(Ramen Atelier had since ceased operations.)
Opened for quite a while at Savourworld, Ramen Atelier is a local brand known for their take on Japanese ramen with the use of French cooking techniques; a pretty unique take on ramen.
Having occupied another unit within the same building during their pop-up phase, Ramen Atelier moved to their own shop space just a few units down pretty recently; it is now located opposite KICK Cafe located at the other end of Savourworld. The interior fittings are kept to the bare minimum; the space being rather functional with just tables and colourful chairs in a spacious setting with bare white walls with LCD TVs fitted to the walls above the counter to showcase their menu items. Their menu had expanded a little since their pop-up days though still only carries ramen without sides; while the Ramen Rogue, Ramen Noir and Ramen Blanc are still around, there are new additions such as the Maze Men de Conard (which was the newest item available during our visit) as well as the Ramen Vert.
Having tried the Ramen Rogue previously during their pop-up, Ramen Atelier had since changed and improved the recipe quite a bit. The Ramen Rogue consists of elements such as Tomato Tare, Pork & Chicken Broth, Pork Belly Chashu, Ajitsuke Tamago, Bean Sprouts, Spring Onions and Special Togarashi Chili; the broth itself was heavier on tomato, thus a tangy yet sweet flavour that is pretty rich before everything is mixed in. Once everything is mixed in, the Special Togarashi Chili gives the broth an umami touch with a pretty moderate kick of spiciness; intense yet pretty shiok as we found ourselves irresistibly slurping the broth despite the spiciness in between spoonfuls of the springy noodles. The Cha Shu carries that meaty flavour of pork, but does not carry any porky stench, while the Ajitsuke Tamago reveals an oozy egg yolk similar to a molten egg; perfectly executed. While the ramen does feel pretty much unlike the usual bowl of Japanese ramen for the emphasis is with the Tare (which is the Japanese term for “sauce”) rather than on the bone broth, it is one that brings a new experience and perspective to the table that is atypical of Japanese ramen.
(Maze Men de Canard)
We also went for the Maze Men de Conard, their latest creation where Duck Confit meets the Japanese dry ramen. While this is unlike, and not intended to be the Nagoya-style dry ramen that a few places have started offering of the late (e.g. Kajiken), this was also pretty well done in its own right. Coming with Shredded Duck Confit, Charred King Oyster Mushrooms, Purple Cabbage, Carrot, Citrus-Soy Dressing and Onsen Tamago, the Maze Men de Conard comes with the same springy noodles tossed in the Citrus-Soy Dressing that exudes a light hint of savoury yet tart fragrance to the noodles that was pretty uplifting, yet keeps one going on and on making the noodles pretty easy to finish despite its plain looks. The Shredded Duck Confit was also absolutely delicious; briny chunks of duck meat that helps add a savoury flavour to the dish. Charred King Oyster Mushrooms carried a bite; almost the same way as how bamboo shoots are included in bowls of ramen in other places for the same texture. Overall, yet another unconventional bowl of ramen that is well-executed here.
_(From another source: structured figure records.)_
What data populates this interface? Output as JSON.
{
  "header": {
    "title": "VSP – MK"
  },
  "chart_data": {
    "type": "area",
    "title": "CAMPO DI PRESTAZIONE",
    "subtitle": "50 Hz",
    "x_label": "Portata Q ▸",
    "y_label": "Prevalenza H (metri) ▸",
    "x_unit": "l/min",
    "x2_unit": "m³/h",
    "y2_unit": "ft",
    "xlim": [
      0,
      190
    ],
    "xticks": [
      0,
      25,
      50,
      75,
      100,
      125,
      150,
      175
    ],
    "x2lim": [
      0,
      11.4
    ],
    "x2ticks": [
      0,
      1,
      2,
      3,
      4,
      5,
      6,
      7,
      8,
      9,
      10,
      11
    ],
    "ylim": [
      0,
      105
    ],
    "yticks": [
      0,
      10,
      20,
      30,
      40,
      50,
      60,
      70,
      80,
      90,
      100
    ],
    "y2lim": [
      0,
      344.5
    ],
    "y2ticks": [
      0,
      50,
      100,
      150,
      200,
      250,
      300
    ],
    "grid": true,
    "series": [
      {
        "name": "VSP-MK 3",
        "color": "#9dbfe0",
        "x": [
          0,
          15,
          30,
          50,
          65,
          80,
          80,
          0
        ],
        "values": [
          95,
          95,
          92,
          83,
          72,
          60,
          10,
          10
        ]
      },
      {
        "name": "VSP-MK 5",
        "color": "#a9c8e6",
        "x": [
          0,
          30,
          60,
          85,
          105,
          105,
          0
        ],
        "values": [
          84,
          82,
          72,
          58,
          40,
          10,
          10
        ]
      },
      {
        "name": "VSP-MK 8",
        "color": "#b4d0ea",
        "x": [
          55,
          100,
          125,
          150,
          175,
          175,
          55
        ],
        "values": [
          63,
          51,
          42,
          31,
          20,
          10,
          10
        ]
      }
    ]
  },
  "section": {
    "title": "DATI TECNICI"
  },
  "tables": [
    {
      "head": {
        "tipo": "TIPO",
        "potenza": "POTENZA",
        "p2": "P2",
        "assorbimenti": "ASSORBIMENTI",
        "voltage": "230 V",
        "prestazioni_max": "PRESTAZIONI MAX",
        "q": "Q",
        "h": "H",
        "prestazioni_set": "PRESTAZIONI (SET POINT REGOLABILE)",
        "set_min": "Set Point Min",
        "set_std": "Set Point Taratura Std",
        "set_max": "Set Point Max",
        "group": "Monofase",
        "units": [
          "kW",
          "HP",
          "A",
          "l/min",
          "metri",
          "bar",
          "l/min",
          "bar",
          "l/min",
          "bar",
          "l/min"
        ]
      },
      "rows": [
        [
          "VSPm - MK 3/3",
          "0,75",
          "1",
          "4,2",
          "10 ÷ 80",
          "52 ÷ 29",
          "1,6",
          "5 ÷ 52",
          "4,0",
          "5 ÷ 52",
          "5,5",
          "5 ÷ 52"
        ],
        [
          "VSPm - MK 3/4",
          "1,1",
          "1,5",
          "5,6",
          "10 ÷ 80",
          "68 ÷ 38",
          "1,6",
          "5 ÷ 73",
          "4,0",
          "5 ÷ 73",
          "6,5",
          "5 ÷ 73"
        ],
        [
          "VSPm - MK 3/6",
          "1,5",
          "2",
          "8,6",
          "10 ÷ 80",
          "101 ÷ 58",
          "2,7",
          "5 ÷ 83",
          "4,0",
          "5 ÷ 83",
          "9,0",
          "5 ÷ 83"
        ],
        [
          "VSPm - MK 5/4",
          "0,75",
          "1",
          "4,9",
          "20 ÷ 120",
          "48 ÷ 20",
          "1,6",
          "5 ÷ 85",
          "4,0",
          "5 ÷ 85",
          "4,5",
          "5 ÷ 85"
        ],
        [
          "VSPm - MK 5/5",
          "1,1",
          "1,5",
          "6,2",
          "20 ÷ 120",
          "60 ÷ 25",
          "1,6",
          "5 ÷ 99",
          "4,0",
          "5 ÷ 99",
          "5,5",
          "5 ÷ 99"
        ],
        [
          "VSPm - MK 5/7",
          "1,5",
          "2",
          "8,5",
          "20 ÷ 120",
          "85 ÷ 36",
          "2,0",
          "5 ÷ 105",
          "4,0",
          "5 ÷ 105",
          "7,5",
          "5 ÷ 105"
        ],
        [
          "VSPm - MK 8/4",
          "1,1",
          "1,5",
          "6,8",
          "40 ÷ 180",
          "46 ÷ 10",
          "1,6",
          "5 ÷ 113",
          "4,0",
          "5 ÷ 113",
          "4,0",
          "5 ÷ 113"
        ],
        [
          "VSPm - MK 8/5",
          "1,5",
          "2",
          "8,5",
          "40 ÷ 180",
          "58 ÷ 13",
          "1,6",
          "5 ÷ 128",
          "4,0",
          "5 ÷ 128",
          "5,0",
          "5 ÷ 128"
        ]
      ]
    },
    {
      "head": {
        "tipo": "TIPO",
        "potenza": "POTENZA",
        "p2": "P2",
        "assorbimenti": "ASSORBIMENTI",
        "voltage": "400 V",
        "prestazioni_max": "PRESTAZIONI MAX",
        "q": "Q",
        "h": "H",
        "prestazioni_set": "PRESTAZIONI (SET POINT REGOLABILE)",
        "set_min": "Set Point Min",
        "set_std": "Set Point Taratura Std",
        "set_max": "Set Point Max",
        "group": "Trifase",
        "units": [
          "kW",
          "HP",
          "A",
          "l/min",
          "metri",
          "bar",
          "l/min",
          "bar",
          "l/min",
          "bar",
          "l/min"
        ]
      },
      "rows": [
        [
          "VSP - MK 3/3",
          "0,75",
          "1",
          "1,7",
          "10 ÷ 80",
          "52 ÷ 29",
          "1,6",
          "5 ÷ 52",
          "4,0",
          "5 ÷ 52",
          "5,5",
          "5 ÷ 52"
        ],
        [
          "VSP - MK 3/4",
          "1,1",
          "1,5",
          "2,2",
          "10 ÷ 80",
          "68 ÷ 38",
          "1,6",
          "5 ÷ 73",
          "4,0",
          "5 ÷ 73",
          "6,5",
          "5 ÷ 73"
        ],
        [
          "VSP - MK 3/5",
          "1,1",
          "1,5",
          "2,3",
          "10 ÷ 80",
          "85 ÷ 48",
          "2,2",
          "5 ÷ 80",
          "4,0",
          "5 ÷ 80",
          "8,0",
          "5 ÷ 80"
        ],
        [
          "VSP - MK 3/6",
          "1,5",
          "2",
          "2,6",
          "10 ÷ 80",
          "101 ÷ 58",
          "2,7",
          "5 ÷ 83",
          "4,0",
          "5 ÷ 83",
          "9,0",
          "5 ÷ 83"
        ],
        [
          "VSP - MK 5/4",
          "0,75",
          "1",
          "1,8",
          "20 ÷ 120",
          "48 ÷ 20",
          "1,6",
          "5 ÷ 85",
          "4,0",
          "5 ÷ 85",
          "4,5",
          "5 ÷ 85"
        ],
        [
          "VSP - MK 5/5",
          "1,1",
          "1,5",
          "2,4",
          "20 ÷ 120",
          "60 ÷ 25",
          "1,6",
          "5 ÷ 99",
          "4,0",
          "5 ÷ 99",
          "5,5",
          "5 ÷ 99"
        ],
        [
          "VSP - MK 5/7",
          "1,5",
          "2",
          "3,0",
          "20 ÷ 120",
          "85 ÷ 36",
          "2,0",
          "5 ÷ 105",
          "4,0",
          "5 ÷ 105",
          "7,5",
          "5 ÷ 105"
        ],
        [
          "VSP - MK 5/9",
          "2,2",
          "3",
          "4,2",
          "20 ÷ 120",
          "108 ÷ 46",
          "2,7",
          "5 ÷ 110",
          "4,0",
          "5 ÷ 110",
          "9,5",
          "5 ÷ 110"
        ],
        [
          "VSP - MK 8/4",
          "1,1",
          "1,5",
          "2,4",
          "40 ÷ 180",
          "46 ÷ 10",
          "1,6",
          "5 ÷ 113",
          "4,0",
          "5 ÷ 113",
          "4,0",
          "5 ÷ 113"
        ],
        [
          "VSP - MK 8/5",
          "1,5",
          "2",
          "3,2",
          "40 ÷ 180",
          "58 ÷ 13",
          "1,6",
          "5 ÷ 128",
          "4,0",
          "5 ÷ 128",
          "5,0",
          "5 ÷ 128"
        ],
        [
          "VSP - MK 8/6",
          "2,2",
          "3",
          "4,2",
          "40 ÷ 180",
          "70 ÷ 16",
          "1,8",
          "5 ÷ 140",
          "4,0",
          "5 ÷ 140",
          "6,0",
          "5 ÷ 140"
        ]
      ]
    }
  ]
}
There are many ramen places around Singapore, but none of which is pretty much like Ramen Atelier; most of them are often boasting about authenticity with the focus being mainly on the broth and noodles, but Ramen Atelier takes it to another level by coming up with unconventional combination of cooking styles and ingredients for the humble Japanese ramen with the use of French culinary methods. The results are really unique; each ramen on the menu carrying its own distinct character and unique identity behind their brand name. One might argue that the ramen may not be authentic here, but it is inspiring to see how the chefs here are taking the plunge by creating their own twist with research and development; the items we had were interesting variations of ramen that worked well and were done well. While the ramen here may not sit well with self-proclaimed ramen purists, it is one spot that ramen lovers should check out especially for those who are open to the idea of having an unconventional bowl of ramen with a different take; it is probably what Ramen Atelier does best in!